Children who grow up in the trust of their parents have enough sense of security to turn to their parents for help at the first time when they are injured and will not leave themselves alone.
if parents want to get closer to their children, parents must first learn to trust their children before they can regard their parents as the most trustworthy people.
dare to admit their mistakes
making mistakes is not exclusive to their children. Parents also make mistakes. It is a very normal thing to make mistakes.
truly good parents dare to admit their mistakes and sincerely apologize to their children after making mistakes.
our children are actually very magnanimous. As long as their parents sincerely apologize, they can easily be forgiven by their children.
and parents' apologies do no harm to their dignity in the eyes of their children, but bring their children closer to their parents' hearts.
educating children is also a process of parents' self-growth. Loving children can give everything for their children. Isn't it much easier to say "I'm sorry" than to say "I'm sorry"?
the words "I'm sorry" are common, but they are important to children.
often encourage children
psychologists say that children's needs for adults are nothing more than being inspired, recognized, affirmed and responded positively.
the correct education is awakening, not transformation.
in fact, every child's future is hidden in the mouth of his parents.
the more parents belittle their children, the less confident they will be.

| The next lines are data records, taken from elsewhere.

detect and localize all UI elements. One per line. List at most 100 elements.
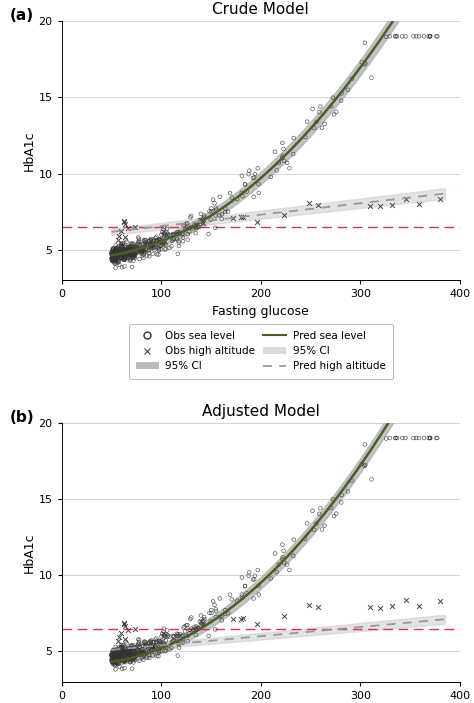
Point: [111, 244, 119, 255]
Point: [128, 645, 136, 657]
Point: [119, 645, 127, 657]
Point: [305, 198, 313, 209]
Point: [237, 613, 245, 624]
Point: [145, 643, 152, 654]
Point: [140, 650, 148, 661]
Point: [155, 244, 163, 255]
Point: [240, 613, 247, 624]
Point: [123, 236, 130, 247]
Point: [279, 539, 286, 550]
Point: [126, 252, 134, 264]
Y-axis label: HbA1c: HbA1c: [23, 532, 36, 573]
Point: [131, 248, 138, 259]
Point: [121, 645, 129, 657]
Point: [120, 645, 128, 657]
Point: [148, 240, 156, 251]
Point: [111, 653, 118, 664]
Point: [118, 241, 125, 252]
Point: [174, 637, 182, 648]
Point: [280, 143, 287, 155]
Point: [399, 31, 406, 42]
Point: [366, 200, 374, 211]
Point: [129, 657, 137, 668]
Point: [112, 653, 120, 664]
Point: [159, 240, 166, 251]
Point: [133, 246, 141, 257]
Point: [156, 636, 164, 647]
Point: [108, 247, 115, 259]
Point: [122, 620, 129, 631]
Point: [157, 645, 164, 657]
Point: [193, 221, 201, 233]
Point: [361, 58, 368, 70]
Point: [146, 251, 153, 262]
Point: [128, 650, 136, 661]
Point: [180, 220, 187, 231]
Point: [146, 642, 154, 653]
Point: [166, 229, 173, 240]
Point: [126, 657, 134, 668]
Point: [137, 245, 145, 256]
Point: [118, 640, 126, 651]
Point: [156, 638, 164, 649]
Point: [109, 657, 116, 668]
Point: [279, 152, 286, 163]
Point: [124, 245, 132, 257]
Point: [125, 645, 133, 657]
Point: [121, 656, 128, 667]
Point: [179, 629, 187, 640]
Point: [131, 644, 138, 655]
Point: [116, 245, 123, 256]
Point: [160, 630, 168, 641]
Point: [162, 233, 170, 245]
Point: [124, 649, 131, 660]
Point: [119, 643, 127, 654]
Point: [146, 637, 153, 648]
Point: [141, 235, 148, 246]
Point: [153, 234, 160, 245]
Point: [241, 179, 249, 190]
Point: [163, 227, 170, 238]
Point: [146, 234, 154, 245]
Point: [314, 601, 322, 612]
Point: [134, 243, 142, 254]
Point: [146, 637, 153, 648]
Point: [392, 31, 399, 42]
Point: [348, 73, 356, 84]
Point: [120, 246, 128, 257]
Point: [249, 574, 257, 586]
Point: [201, 612, 208, 623]
Point: [170, 635, 178, 646]
Point: [114, 250, 121, 262]
Point: [152, 240, 160, 251]
Point: [317, 503, 324, 514]
Point: [212, 605, 220, 617]
Point: [184, 228, 191, 240]
Point: [115, 246, 122, 257]
Point: [124, 647, 132, 658]
Point: [130, 652, 138, 664]
Point: [118, 226, 125, 237]
Point: [196, 214, 204, 226]
Point: [286, 162, 293, 174]
Point: [432, 31, 440, 42]
Point: [128, 640, 136, 652]
Point: [182, 218, 190, 229]
Point: [138, 647, 146, 658]
Point: [199, 217, 207, 228]
Point: [122, 647, 130, 658]
Point: [112, 657, 119, 669]
Point: [116, 259, 123, 271]
Point: [116, 646, 123, 657]
Point: [116, 652, 123, 663]
Point: [152, 636, 160, 647]
Point: [178, 228, 186, 240]
Point: [309, 103, 316, 115]
Point: [108, 249, 115, 260]
Point: [279, 150, 286, 162]
Point: [119, 243, 127, 254]
Point: [117, 247, 125, 258]
Point: [212, 604, 219, 615]
Point: [122, 633, 129, 645]
Point: [130, 242, 137, 253]
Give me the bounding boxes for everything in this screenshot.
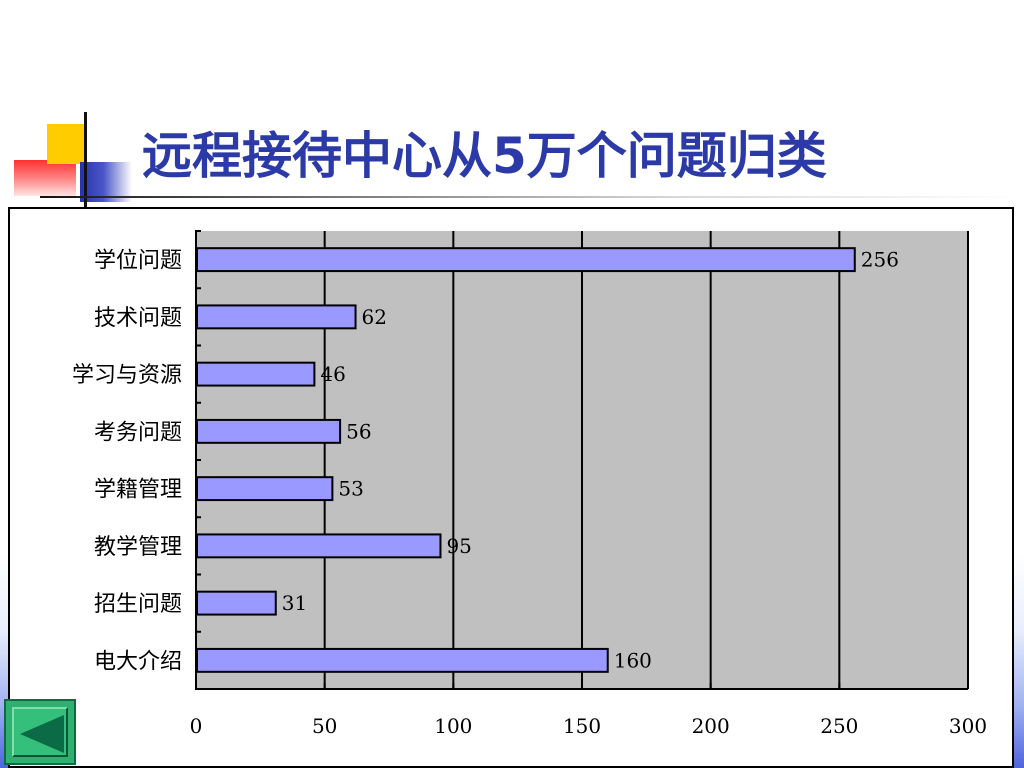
x-tick-label: 0 (190, 714, 203, 738)
data-label: 62 (362, 305, 387, 329)
bar (196, 590, 277, 616)
data-label: 160 (614, 648, 652, 672)
category-label: 学习与资源 (72, 363, 182, 388)
category-label: 学位问题 (94, 249, 182, 274)
category-label: 招生问题 (94, 592, 182, 617)
data-label: 53 (338, 477, 363, 501)
category-label: 教学管理 (94, 535, 182, 560)
triangle-left-icon (20, 715, 64, 753)
data-label: 256 (861, 248, 899, 272)
x-tick-label: 200 (692, 714, 730, 738)
bar (196, 418, 342, 444)
bar (196, 533, 442, 559)
decorative-blue-square (80, 162, 132, 202)
x-tick-label: 50 (312, 714, 337, 738)
category-label: 电大介绍 (94, 649, 182, 674)
chart-frame: 学位问题 256 技术问题 62 学习与资源 46 考务问题 56 学籍管理 53 教学管理 95 招生… (8, 207, 1014, 768)
data-label: 56 (346, 419, 371, 443)
bar-chart: 学位问题 256 技术问题 62 学习与资源 46 考务问题 56 学籍管理 53 教学管理 95 招生… (72, 230, 987, 738)
bar (196, 247, 856, 273)
decorative-yellow-square (47, 124, 85, 164)
back-button[interactable] (4, 699, 76, 765)
x-tick-label: 250 (820, 714, 858, 738)
data-label: 46 (320, 362, 345, 386)
bar (196, 647, 609, 673)
decorative-vertical-line (84, 112, 87, 212)
data-label: 31 (282, 591, 307, 615)
x-tick-label: 150 (563, 714, 601, 738)
slide-title: 远程接待中心从5万个问题归类 (142, 127, 827, 185)
x-tick-label: 100 (434, 714, 472, 738)
data-label: 95 (446, 534, 471, 558)
bar (196, 476, 334, 502)
x-tick-label: 300 (949, 714, 987, 738)
decorative-horizontal-line (40, 196, 1020, 198)
bar (196, 361, 316, 387)
bar (196, 304, 357, 330)
category-label: 学籍管理 (94, 478, 182, 503)
category-label: 技术问题 (94, 306, 182, 331)
category-label: 考务问题 (94, 420, 182, 445)
decorative-red-square (14, 160, 76, 196)
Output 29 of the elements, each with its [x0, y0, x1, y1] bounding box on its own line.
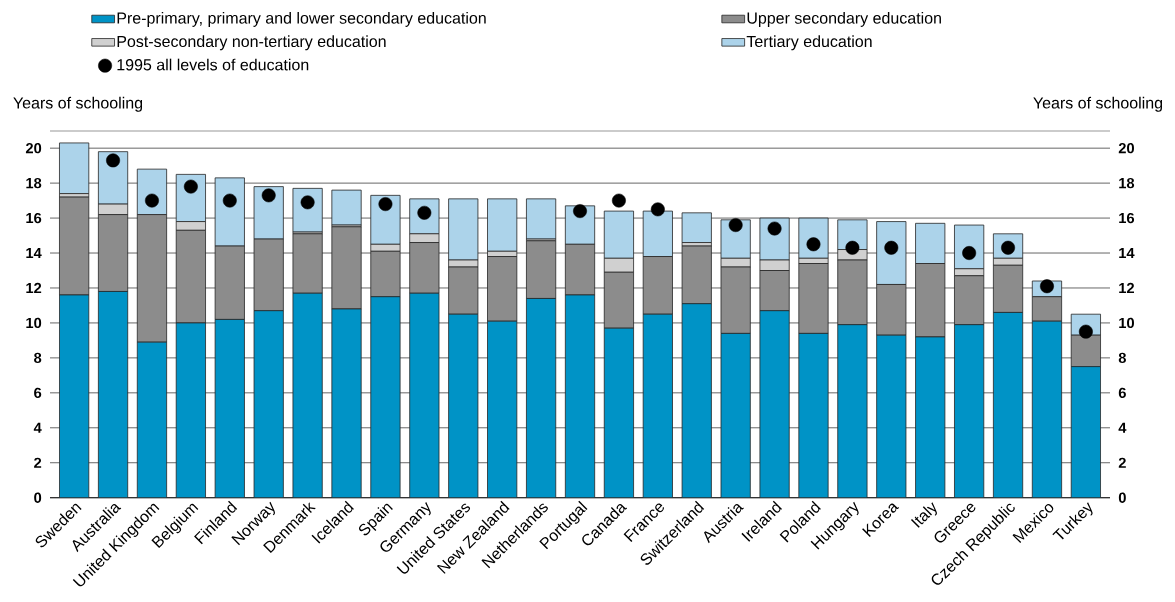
legend-label: Post-secondary non-tertiary education: [117, 35, 386, 51]
y-tick-label: 14: [26, 247, 42, 259]
legend-label: Upper secondary education: [747, 12, 941, 27]
y2-tick-label: 18: [1119, 177, 1135, 189]
y-tick-label: 6: [34, 387, 42, 399]
y-tick-label: 4: [33, 422, 42, 433]
legend-label: 1995 all levels of education: [117, 58, 309, 71]
y2-tick-label: 14: [1119, 247, 1135, 259]
y-tick-label: 18: [26, 177, 42, 189]
y-tick-label: 0: [34, 492, 42, 503]
y-tick-label: 10: [26, 317, 42, 329]
y2-tick-label: 6: [1118, 387, 1126, 399]
y-tick-label: 12: [26, 282, 42, 294]
legend-label: Tertiary education: [746, 35, 872, 51]
legend-label: Pre-primary, primary and lower secondary education: [117, 12, 486, 27]
y2-tick-label: 2: [1118, 457, 1126, 468]
y2-tick-label: 20: [1118, 142, 1134, 154]
y-tick-label: 20: [25, 142, 42, 154]
y2-tick-label: 8: [1118, 352, 1126, 364]
y2-tick-label: 12: [1119, 282, 1135, 294]
y2-tick-label: 16: [1119, 212, 1135, 224]
y2-tick-label: 4: [1118, 422, 1127, 433]
y-tick-label: 16: [26, 212, 42, 224]
y2-axis-title: Years of schooling: [1033, 96, 1163, 112]
y-tick-label: 2: [34, 457, 42, 468]
y2-tick-label: 10: [1119, 317, 1134, 329]
y-tick-label: 8: [34, 352, 42, 364]
y2-tick-label: 0: [1118, 492, 1126, 503]
y-axis-title: Years of schooling: [13, 96, 143, 112]
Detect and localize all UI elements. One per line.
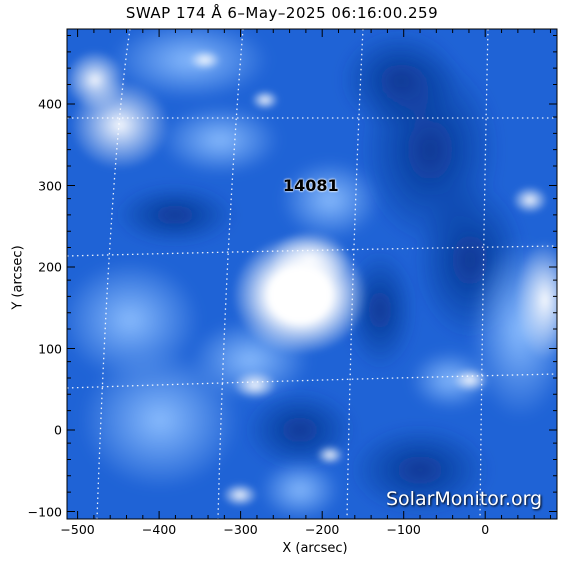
bright-active-regions	[67, 50, 557, 507]
x-tick-label: −100	[386, 522, 421, 537]
active-region-label: 14081	[283, 176, 339, 195]
x-tick-label: −500	[60, 522, 95, 537]
watermark-text: SolarMonitor.org	[386, 488, 543, 510]
x-tick-label: −300	[223, 522, 258, 537]
plot-frame	[66, 28, 558, 520]
y-tick-label: 300	[38, 178, 62, 193]
minor-ticks	[67, 29, 557, 519]
y-tick-label: 200	[38, 259, 62, 275]
y-tick-label: 100	[38, 341, 62, 356]
y-tick-label: 0	[54, 422, 62, 438]
x-tick-label: 0	[481, 522, 490, 537]
x-tick-label: −200	[305, 522, 340, 537]
x-tick-label: −400	[141, 522, 177, 537]
diffuse-loops	[67, 29, 557, 519]
minor-tick-marks	[67, 29, 557, 519]
axis-ticks	[67, 29, 557, 519]
plot-title: SWAP 174 Å 6–May–2025 06:16:00.259	[125, 4, 439, 22]
y-tick-label: −100	[27, 504, 62, 519]
heliographic-grid	[67, 29, 557, 519]
y-tick-label: 400	[38, 96, 62, 112]
x-axis-label: X (arcsec)	[282, 541, 348, 556]
y-axis-label: Y (arcsec)	[10, 245, 26, 310]
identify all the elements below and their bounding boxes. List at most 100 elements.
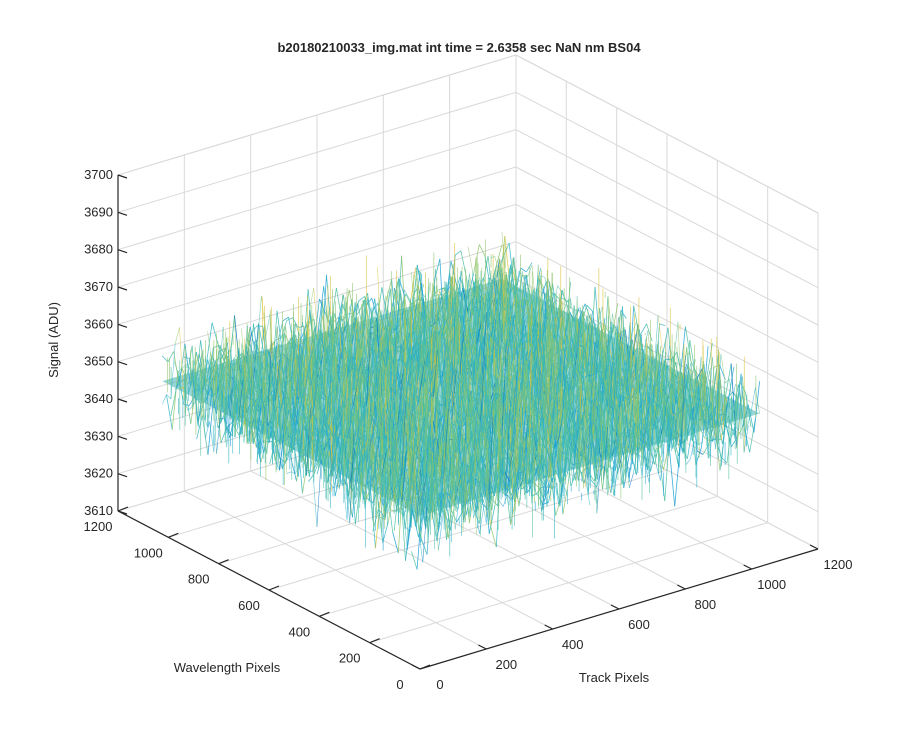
grid-line bbox=[117, 91, 517, 213]
surface-line bbox=[313, 459, 321, 475]
surface-line bbox=[176, 368, 183, 388]
surface-line bbox=[520, 267, 527, 273]
surface-line bbox=[371, 302, 379, 313]
surface-line bbox=[497, 392, 504, 420]
surface-line bbox=[351, 303, 359, 345]
grid-line bbox=[268, 469, 668, 591]
surface-line bbox=[490, 526, 497, 548]
surface-line bbox=[587, 470, 595, 482]
surface-line bbox=[744, 391, 752, 428]
surface-line bbox=[459, 277, 466, 293]
surface-line bbox=[392, 531, 399, 554]
surface-line bbox=[473, 244, 480, 274]
surface-line bbox=[428, 281, 435, 326]
surface-line bbox=[573, 307, 580, 321]
surface-line bbox=[685, 425, 692, 441]
surface-line bbox=[167, 351, 174, 363]
surface-plot bbox=[162, 231, 761, 570]
surface-line bbox=[237, 353, 244, 363]
surface-line bbox=[488, 505, 496, 534]
surface-line bbox=[385, 279, 393, 302]
surface-line bbox=[178, 343, 186, 385]
surface-line bbox=[398, 278, 405, 296]
surface-line bbox=[522, 340, 529, 344]
surface-line bbox=[662, 327, 669, 357]
surface-line bbox=[503, 242, 510, 257]
surface-line bbox=[551, 423, 558, 467]
surface-line bbox=[440, 282, 447, 377]
surface-line bbox=[743, 426, 751, 453]
surface-line bbox=[207, 396, 215, 455]
surface-line bbox=[419, 481, 426, 526]
surface-line bbox=[170, 387, 177, 417]
surface-line bbox=[469, 285, 476, 335]
surface-line bbox=[330, 287, 337, 327]
surface-line bbox=[323, 286, 330, 338]
surface-line bbox=[646, 323, 653, 342]
surface-line bbox=[541, 455, 548, 507]
grid-line bbox=[319, 495, 718, 617]
surface-line bbox=[369, 480, 376, 549]
surface-line bbox=[562, 313, 569, 345]
grid-line bbox=[117, 166, 517, 288]
surface-line bbox=[570, 471, 577, 487]
surface-line bbox=[336, 332, 344, 381]
surface-line bbox=[376, 492, 384, 543]
surface-line bbox=[726, 391, 733, 399]
surface-line bbox=[440, 294, 446, 296]
surface-line bbox=[698, 425, 705, 438]
surface-line bbox=[659, 323, 666, 327]
surface-line bbox=[253, 323, 260, 370]
surface-line bbox=[749, 418, 756, 453]
surface-line bbox=[204, 376, 211, 384]
surface-line bbox=[491, 499, 498, 506]
surface-line bbox=[736, 391, 743, 449]
surface-line bbox=[484, 255, 491, 288]
surface-line bbox=[633, 305, 640, 337]
surface-line bbox=[712, 355, 719, 403]
surface-line bbox=[590, 479, 597, 488]
surface-line bbox=[730, 363, 738, 449]
surface-line bbox=[193, 353, 200, 374]
surface-line bbox=[376, 436, 383, 485]
surface-line bbox=[455, 250, 462, 256]
surface-line bbox=[450, 509, 458, 523]
surface-line bbox=[183, 356, 190, 359]
surface-line bbox=[216, 357, 222, 361]
surface-line bbox=[375, 490, 382, 549]
surface-line bbox=[203, 385, 210, 404]
grid-line bbox=[515, 203, 819, 363]
surface-line bbox=[358, 295, 365, 301]
surface-line bbox=[203, 380, 210, 389]
grid-line bbox=[369, 522, 768, 644]
surface-line bbox=[389, 509, 396, 512]
surface-line bbox=[411, 551, 418, 570]
pane-edge bbox=[515, 54, 819, 214]
surface-line bbox=[510, 496, 517, 525]
surface-line bbox=[347, 370, 355, 378]
grid-line bbox=[117, 241, 517, 363]
grid-line bbox=[515, 278, 819, 438]
surface-line bbox=[525, 262, 533, 273]
surface-line bbox=[282, 316, 289, 322]
surface-line bbox=[647, 424, 654, 470]
surface-line bbox=[316, 455, 323, 475]
surface-line bbox=[286, 317, 293, 321]
grid-line bbox=[515, 91, 819, 251]
surface-line bbox=[166, 395, 173, 430]
surface-line bbox=[610, 440, 617, 493]
surface-line bbox=[257, 325, 263, 327]
surface-line bbox=[566, 449, 574, 475]
surface-line bbox=[727, 366, 735, 401]
surface-line bbox=[512, 362, 520, 370]
surface-line bbox=[450, 261, 458, 286]
surface-line bbox=[504, 471, 511, 483]
surface-line bbox=[560, 387, 568, 486]
surface-line bbox=[586, 304, 593, 312]
chart-title: b20180210033_img.mat int time = 2.6358 s… bbox=[277, 40, 641, 55]
surface-line bbox=[562, 481, 569, 515]
surface-line bbox=[689, 405, 697, 465]
surface-line bbox=[419, 497, 427, 529]
surface-line bbox=[599, 308, 606, 365]
surface-line bbox=[171, 371, 179, 430]
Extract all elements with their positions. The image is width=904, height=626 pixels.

Even if their children have potential, they will eventually be scolded as humble and powerless.
only when parents always encourage and praise their children, can they awaken their sense of self-identity, and they will move forward in the direction you expect.
each child is unique and has his or her own bright spot.
only by teaching students in accordance with their aptitude and respecting the characteristics of children can children's potential soar and grow into independent and confident adults.
good parents are never bad reviewers for their children.
Bad parents cannot produce good children, so what is more important than disciplining their children is to discipline themselves and make them good parents.
if the parents' behavior is right, so is the child.